LTLA commented 5 years ago

The distributional assumptions aren't the main problem. It's more about the difficulty of interpretation.

The most obvious effect is that the values are cosine-normalized, so you can't take the log-fold changes at face value. They simply don't reflect the actual log-fold changes anymore.

However, this is only a symptom of the more subtle (but much more dangerous) effect - that the correction is not obliged to retain the relative differences in expression values between cells. The correction only really cares about the distances between cells, and if it has to massively distort a given gene's expression values to reduce the distances between different batches, it will do it.

To illustrate, consider a dataset with two cell types, A and B. Consider another batch with the same cell types, denoted as A' and B'. Let's say that, for some reason, gene X is expressed in A but not in A', B or B'. Maybe that's due to some difference in how the cells were grown between batches, the exact reason doesn't matter. We then merge the batches together based on the shared cell types, which gives us a nice result where A and A' cells are nicely intermingled - so far so good.

Now, this is where the fun begins. If we corrected the second batch to the first, we must have coerced the expression values of gene X in A' to non-zero values in order to align with those of A, while leaving the expression of B' and B at zero. (Yes, I know fastMNN() works in low-dimensional space, so just imagine it in terms of undoing the rotation to recover corrected expression values.) So, lo and behold, we now have differential expression between A' and B' when it wasn't there before - magic!

But maybe this doesn't matter, right? X was DE between A and B, so who cares if we introduced false DE between A' and B'? Well, it matters when you're trying to interpret the DE genes to identify the clusters. Let's say A contains activated CD8+ T cells, and A' contains their naive counterparts, and X is one of the activation markers. If we did the DE analysis on the corrected values, we would think - incorrectly - that activated cells exist in both batches. This would range from "meh" to "oh crap" depending on how much your conclusions depended on that. For example, if the first batch was drug-treated and the second batch was a control, you might think that the drug has no effect...

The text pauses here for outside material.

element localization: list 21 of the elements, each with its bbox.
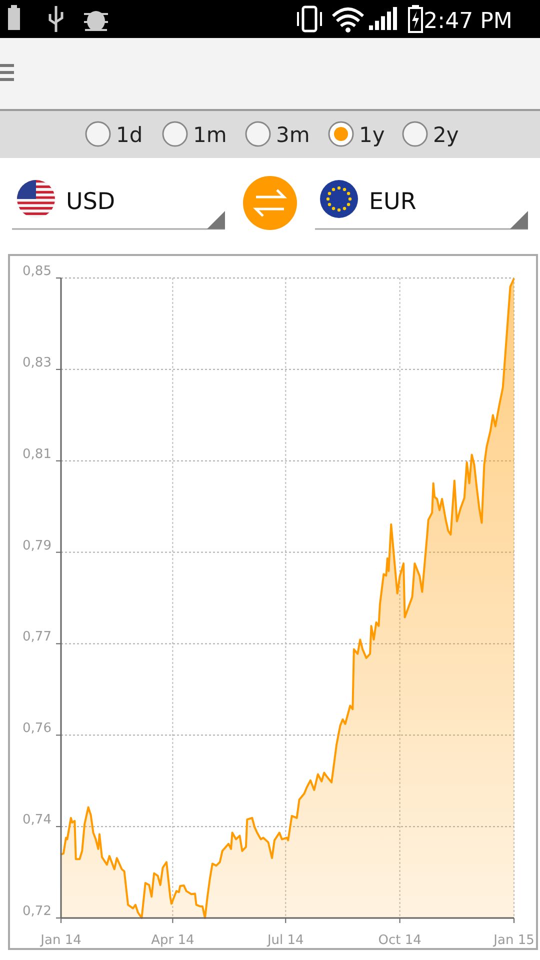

However, there's no need to take this risk! Just do the DE analysis on the uncorrected expression values, blocking on the batch. If there was any genuine DE between the identified clusters, it should hold up when you compare expression values within each batch. This is because the within-batch comparison is, by definition, free of batch effects; so if you still get DE there, you can be confident that the effect is not due to the batch effect or the correction procedure's attempts at removing it.